The family relocated to New York and began manufacturing patterns. In the fall of 1860, they launched a quarterly magazine, Mme. Demorest’s Mirror of Fashions. They also opened a women's fashion emporium at 473 Broadway.

Mme. Demorest’s Mirror of Fashions and Demorest’s Illustrated Monthly soon reached a circulation of 60,000. The magazine was well-timed, coming as sewing machines became common in middle-class homes. Articles in the Mirror of Fashions gave home sewers helpful tips and encouraged readers to believe in their own ability. Readers felt "emancipated... from dependence on milliners and dressmakers."

The fashions worn by Empress Eugenie were of particular interest to the readers of Demorest’s Illustrated Monthly Magazine and Mme. Demorest’s Mirror of Fashions. Correspondents reported on every dress the Empress wore and her gowns were reproduced for a semi-annual New York show.

Journalist and women's rights advocate Jane Cunningham Croly edited Demorest’s Illustrated Monthly Magazine from 1860 to 1887. Under her leadership, Demorest’s Monthly advocated for female education and employment. Croly promoted female accomplishment with a monthly "What Women Are Doing" column. The column claimed to take "note of every woman rancher, banker, dentist or businesswoman... who came to light in a distinctive way in any part of the country." Other contributors included Louisa May Alcott, Theodore Dreiser, and Robert Louis Stevenson.

In 1863, Ellen designed the wedding trousseau of circus performer Lavinia Warren.

In 1876, the year of their height in popularity, Ellen and William's company distributed and sold over 3 million patterns. Offices in Europe, Canada and Cuba distributed Demorest patterns.

== Personal life ==
On April 15, 1858, Ellen became the second wife of William Jennings Demorest, a widower, and a stepmother to the two children born to his first marriage: Vienna Willamina Demorest (1847–1913) — who married Dr. James M. Gano (1842–1895) and Henry Clay Demorest (1850–1928).

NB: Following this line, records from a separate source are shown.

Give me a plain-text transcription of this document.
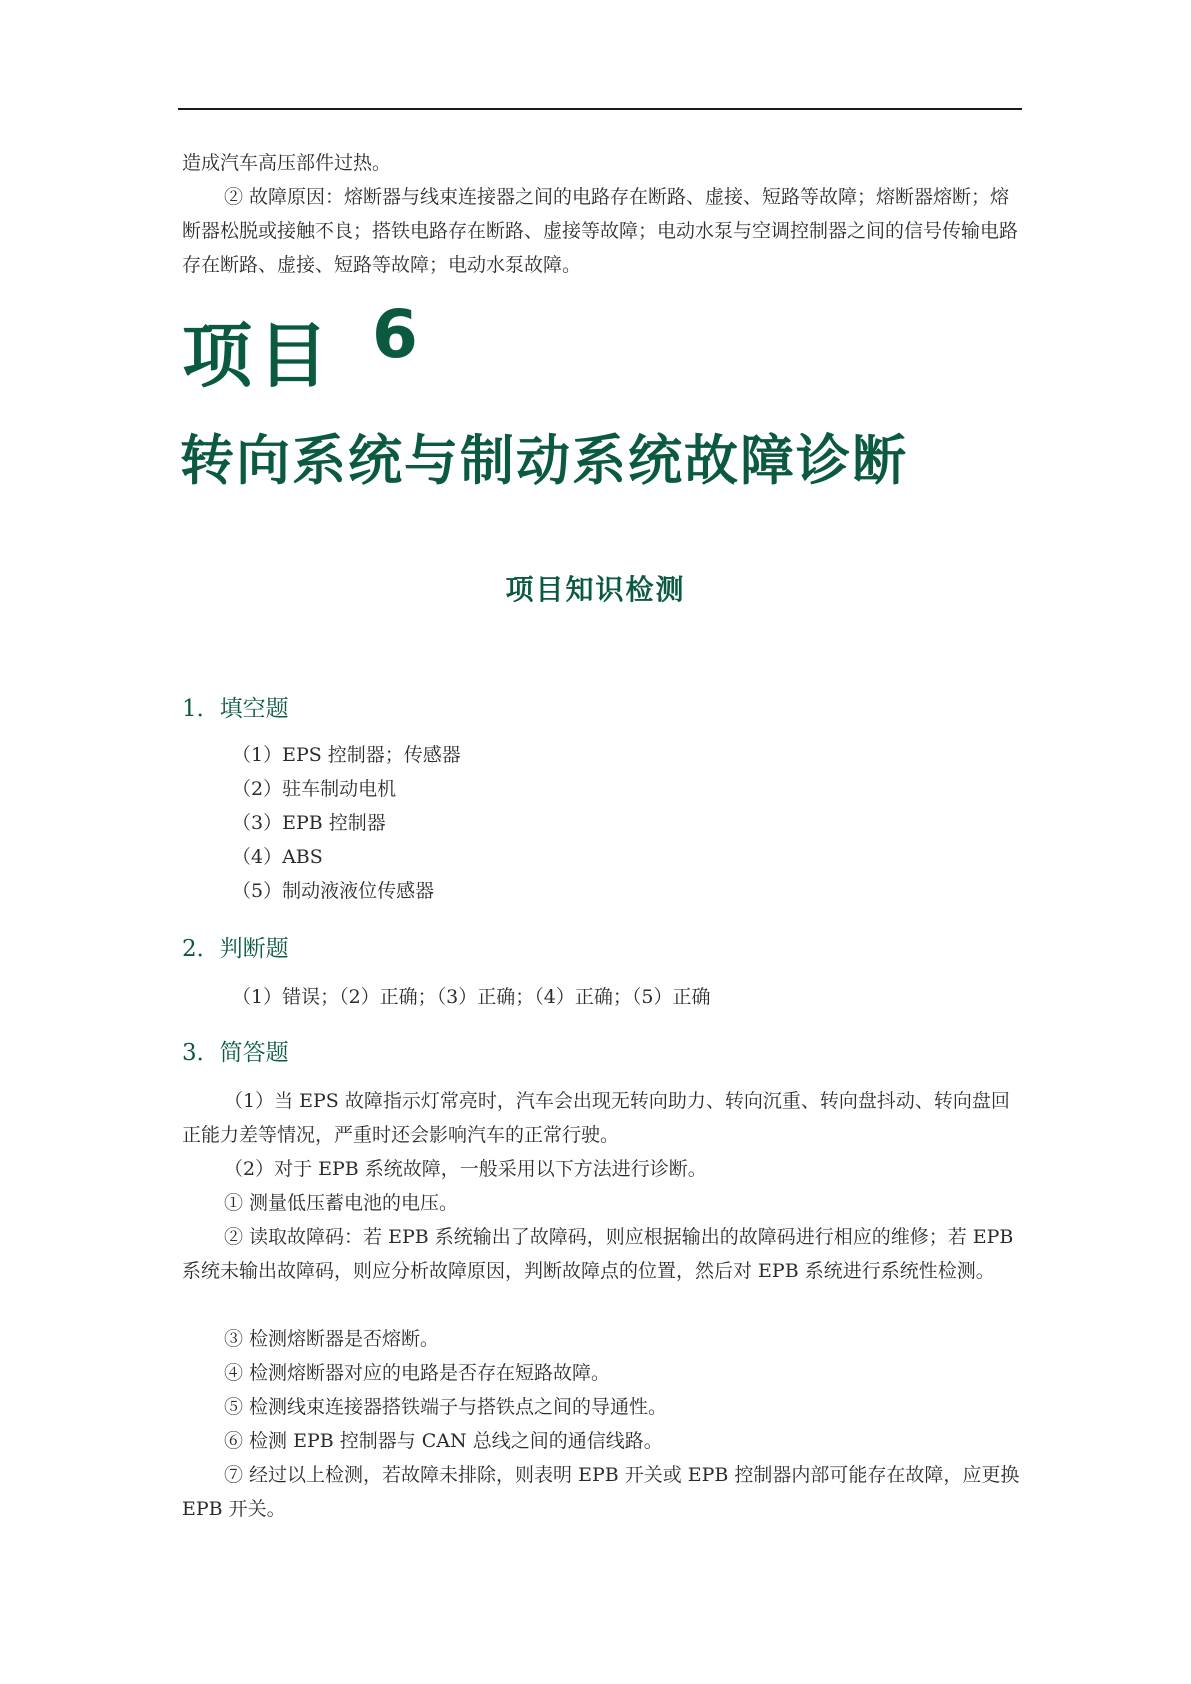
造成汽车高压部件过热。

② 故障原因：熔断器与线束连接器之间的电路存在断路、虚接、短路等故障；熔断器熔断；熔断器松脱或接触不良；搭铁电路存在断路、虚接等故障；电动水泵与空调控制器之间的信号传输电路存在断路、虚接、短路等故障；电动水泵故障。

项目 6
转向系统与制动系统故障诊断
项目知识检测

1．填空题

（1）EPS 控制器；传感器

（2）驻车制动电机

（3）EPB 控制器

（4）ABS

（5）制动液液位传感器

2．判断题

（1）错误；（2）正确；（3）正确；（4）正确；（5）正确

3．简答题

（1）当 EPS 故障指示灯常亮时，汽车会出现无转向助力、转向沉重、转向盘抖动、转向盘回正能力差等情况，严重时还会影响汽车的正常行驶。

（2）对于 EPB 系统故障，一般采用以下方法进行诊断。

① 测量低压蓄电池的电压。

② 读取故障码：若 EPB 系统输出了故障码，则应根据输出的故障码进行相应的维修；若 EPB 系统未输出故障码，则应分析故障原因，判断故障点的位置，然后对 EPB 系统进行系统性检测。

③ 检测熔断器是否熔断。

④ 检测熔断器对应的电路是否存在短路故障。

⑤ 检测线束连接器搭铁端子与搭铁点之间的导通性。

⑥ 检测 EPB 控制器与 CAN 总线之间的通信线路。

⑦ 经过以上检测，若故障未排除，则表明 EPB 开关或 EPB 控制器内部可能存在故障，应更换 EPB 开关。
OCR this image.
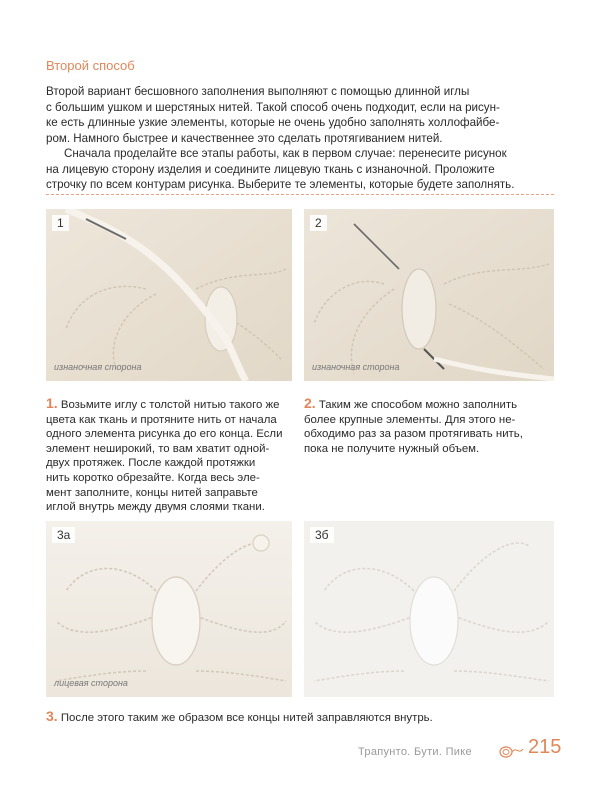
Второй способ

Второй вариант бесшовного заполнения выполняют с помощью длинной иглы
с большим ушком и шерстяных нитей. Такой способ очень подходит, если на рисун-
ке есть длинные узкие элементы, которые не очень удобно заполнять холлофайбе-
ром. Намного быстрее и качественнее это сделать протягиванием нитей.

Сначала проделайте все этапы работы, как в первом случае: перенесите рисунок
на лицевую сторону изделия и соедините лицевую ткань с изнаночной. Проложите
строчку по всем контурам рисунка. Выберите те элементы, которые будете заполнять.

1
изнаночная сторона
2
изнаночная сторона
1. Возьмите иглу с толстой нитью такого же
цвета как ткань и протяните нить от начала
одного элемента рисунка до его конца. Если
элемент неширокий, то вам хватит одной-
двух протяжек. После каждой протяжки
нить коротко обрезайте. Когда весь эле-
мент заполните, концы нитей заправьте
иглой внутрь между двумя слоями ткани.
2. Таким же способом можно заполнить
более крупные элементы. Для этого не-
обходимо раз за разом протягивать нить,
пока не получите нужный объем.
3а
лицевая сторона
3б
3. После этого таким же образом все концы нитей заправляются внутрь.
Трапунто. Бути. Пике	215
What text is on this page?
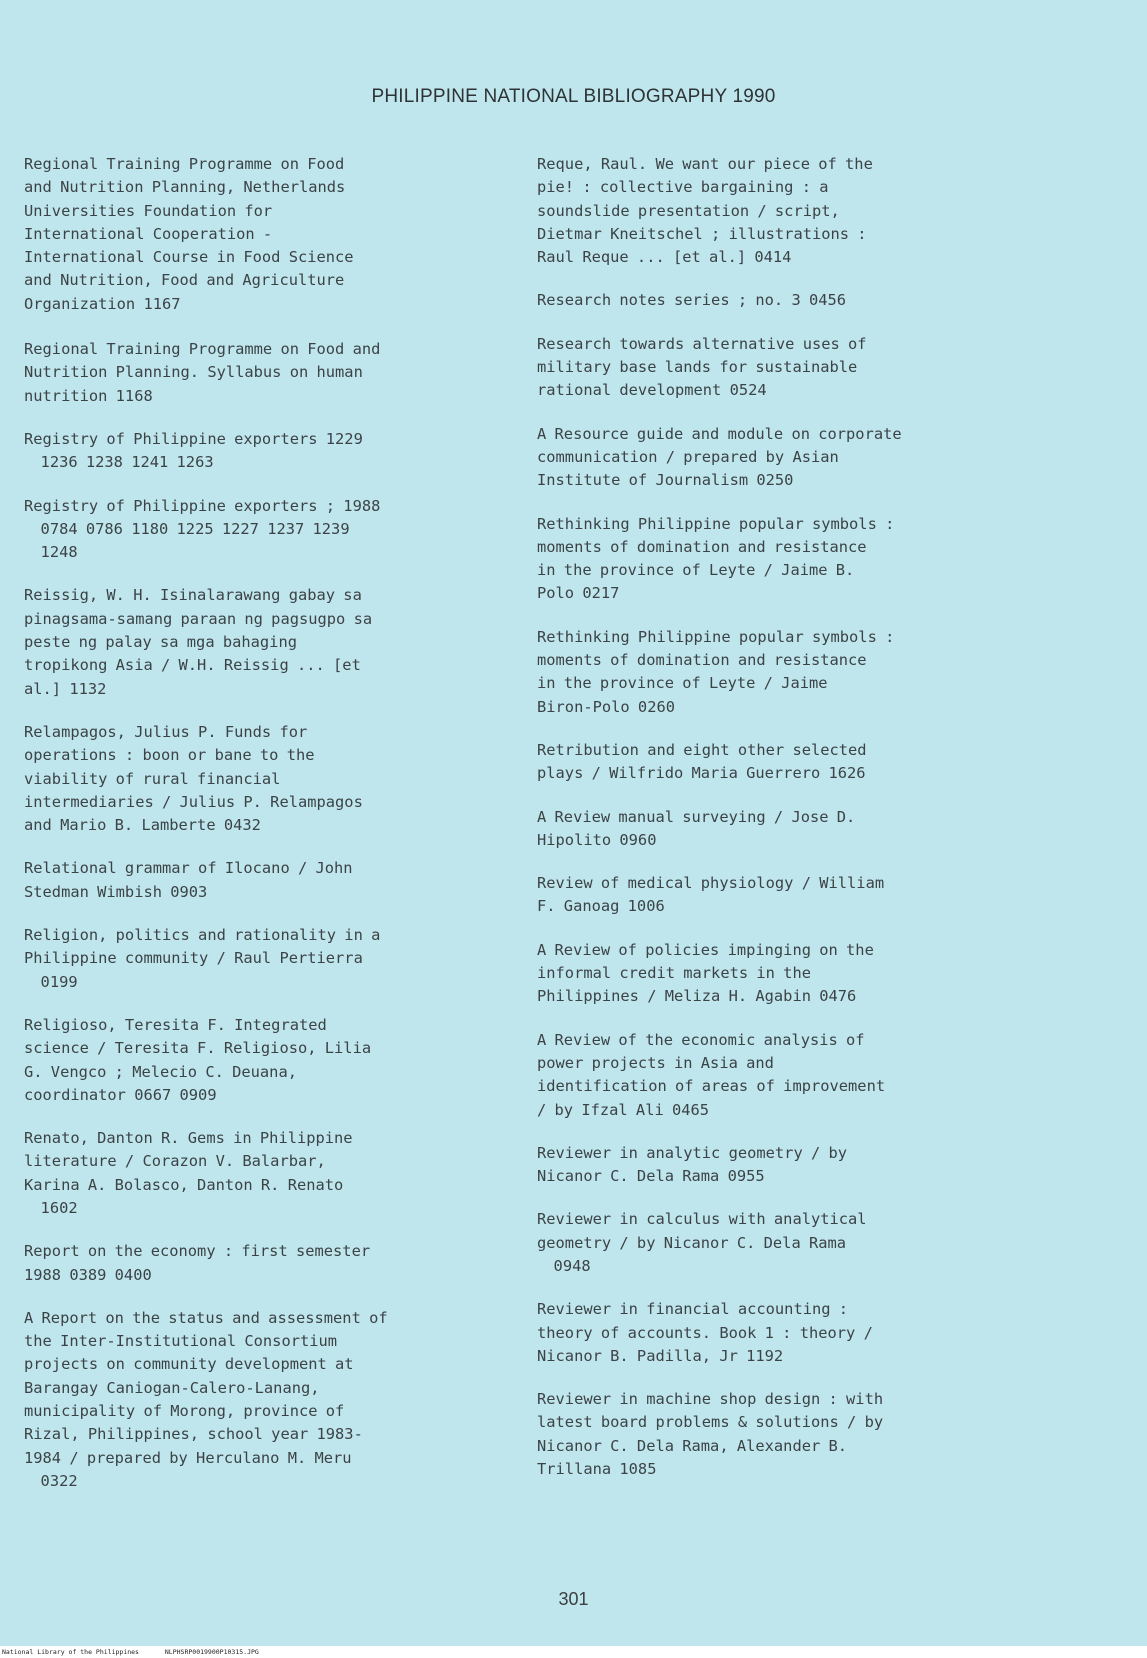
PHILIPPINE NATIONAL BIBLIOGRAPHY 1990
Regional Training Programme on Food
and Nutrition Planning, Netherlands
Universities Foundation for
International Cooperation -
International Course in Food Science
and Nutrition, Food and Agriculture
Organization 1167
Regional Training Programme on Food and
Nutrition Planning. Syllabus on human
nutrition 1168
Registry of Philippine exporters 1229
1236 1238 1241 1263
Registry of Philippine exporters ; 1988
0784 0786 1180 1225 1227 1237 1239
1248
Reissig, W. H. Isinalarawang gabay sa
pinagsama-samang paraan ng pagsugpo sa
peste ng palay sa mga bahaging
tropikong Asia / W.H. Reissig ... [et
al.] 1132
Relampagos, Julius P. Funds for
operations : boon or bane to the
viability of rural financial
intermediaries / Julius P. Relampagos
and Mario B. Lamberte 0432
Relational grammar of Ilocano / John
Stedman Wimbish 0903
Religion, politics and rationality in a
Philippine community / Raul Pertierra
0199
Religioso, Teresita F. Integrated
science / Teresita F. Religioso, Lilia
G. Vengco ; Melecio C. Deuana,
coordinator 0667 0909
Renato, Danton R. Gems in Philippine
literature / Corazon V. Balarbar,
Karina A. Bolasco, Danton R. Renato
1602
Report on the economy : first semester
1988 0389 0400
A Report on the status and assessment of
the Inter-Institutional Consortium
projects on community development at
Barangay Caniogan-Calero-Lanang,
municipality of Morong, province of
Rizal, Philippines, school year 1983-
1984 / prepared by Herculano M. Meru
0322
Reque, Raul. We want our piece of the
pie! : collective bargaining : a
soundslide presentation / script,
Dietmar Kneitschel ; illustrations :
Raul Reque ... [et al.] 0414
Research notes series ; no. 3 0456
Research towards alternative uses of
military base lands for sustainable
rational development 0524
A Resource guide and module on corporate
communication / prepared by Asian
Institute of Journalism 0250
Rethinking Philippine popular symbols :
moments of domination and resistance
in the province of Leyte / Jaime B.
Polo 0217
Rethinking Philippine popular symbols :
moments of domination and resistance
in the province of Leyte / Jaime
Biron-Polo 0260
Retribution and eight other selected
plays / Wilfrido Maria Guerrero 1626
A Review manual surveying / Jose D.
Hipolito 0960
Review of medical physiology / William
F. Ganoag 1006
A Review of policies impinging on the
informal credit markets in the
Philippines / Meliza H. Agabin 0476
A Review of the economic analysis of
power projects in Asia and
identification of areas of improvement
/ by Ifzal Ali 0465
Reviewer in analytic geometry / by
Nicanor C. Dela Rama 0955
Reviewer in calculus with analytical
geometry / by Nicanor C. Dela Rama
0948
Reviewer in financial accounting :
theory of accounts. Book 1 : theory /
Nicanor B. Padilla, Jr 1192
Reviewer in machine shop design : with
latest board problems & solutions / by
Nicanor C. Dela Rama, Alexander B.
Trillana 1085
301
National Library of the Philippines	NLPHSRP0019900P10315.JPG
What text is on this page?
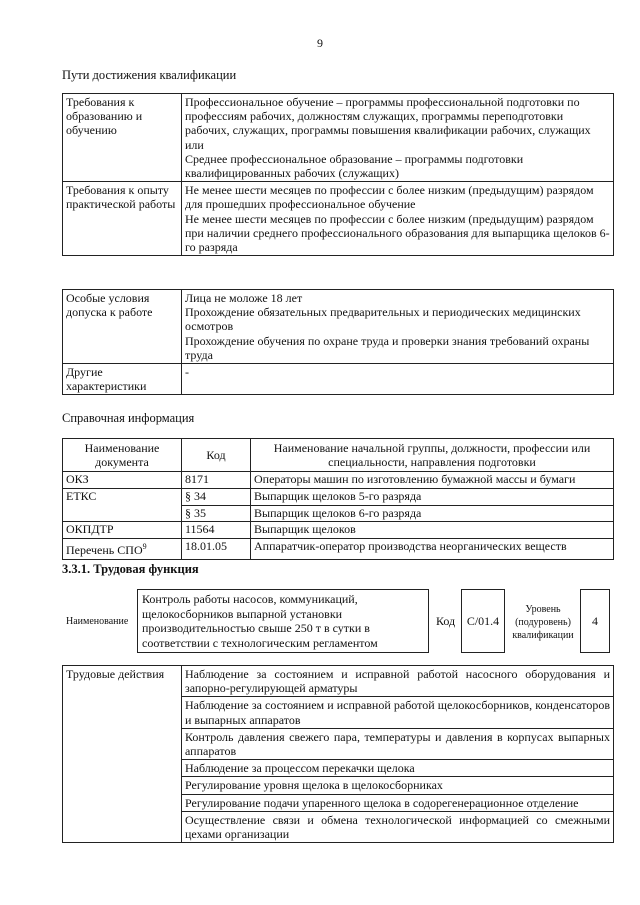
9
Пути достижения квалификации
Требования к образованию и обучению	Профессиональное обучение – программы профессиональной подготовки по профессиям рабочих, должностям служащих, программы переподготовки рабочих, служащих, программы повышения квалификации рабочих, служащих
или
Среднее профессиональное образование – программы подготовки квалифицированных рабочих (служащих)

Требования к опыту практической работы	Не менее шести месяцев по профессии с более низким (предыдущим) разрядом для прошедших профессиональное обучение
Не менее шести месяцев по профессии с более низким (предыдущим) разрядом при наличии среднего профессионального образования для выпарщика щелоков 6-го разряда
Особые условия допуска к работе	Лица не моложе 18 лет
Прохождение обязательных предварительных и периодических медицинских осмотров
Прохождение обучения по охране труда и проверки знания требований охраны труда

Другие характеристики	-
Справочная информация
Наименование документа	Код	Наименование начальной группы, должности, профессии или специальности, направления подготовки
ОКЗ	8171	Операторы машин по изготовлению бумажной массы и бумаги
ЕТКС	§ 34	Выпарщик щелоков 5-го разряда
	§ 35	Выпарщик щелоков 6-го разряда
ОКПДТР	11564	Выпарщик щелоков
Перечень СПО$^9$	18.01.05	Аппаратчик-оператор производства неорганических веществ
3.3.1. Трудовая функция
Наименование
Контроль работы насосов, коммуникаций, щелокосборников выпарной установки производительностью свыше 250 т в сутки в соответствии с технологическим регламентом
Код C/01.4
Уровень (подуровень) квалификации
4
Трудовые действия	Наблюдение за состоянием и исправной работой насосного оборудования и запорно-регулирующей арматуры
Наблюдение за состоянием и исправной работой щелокосборников, конденсаторов и выпарных аппаратов
Контроль давления свежего пара, температуры и давления в корпусах выпарных аппаратов
Наблюдение за процессом перекачки щелока
Регулирование уровня щелока в щелокосборниках
Регулирование подачи упаренного щелока в содорегенерационное отделение
Осуществление связи и обмена технологической информацией со смежными цехами организации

Two more children were born to Ellen Louise Demorest and W. Jennings Demorest: William Curtis Demorest (1859–1933) and Evelyn Celeste Caradora Louise Demorest (1865–1960) — who married Alexander Garretson Rea (died 1926) of Philadelphia.

== Later life and death ==
In 1876, Demorest turned her attention to philanthropy. Along with Jane Cunningham Croly, Ellen was a founding member of Sorosis, the first professional women's club in the United States.

After the death of her husband in 1895, his namesake, the Demorest Medal Contests system, was merged with that of the Woman's Christian Temperance Union (December 1897), and Mrs. Demorest was placed in charge of the Medal Department. She died a few months later, in March 1898.

==Magazines published==
- Demorest’s Illustrated Monthly Magazine
- Mme. Demorest’s Mirror of Fashions.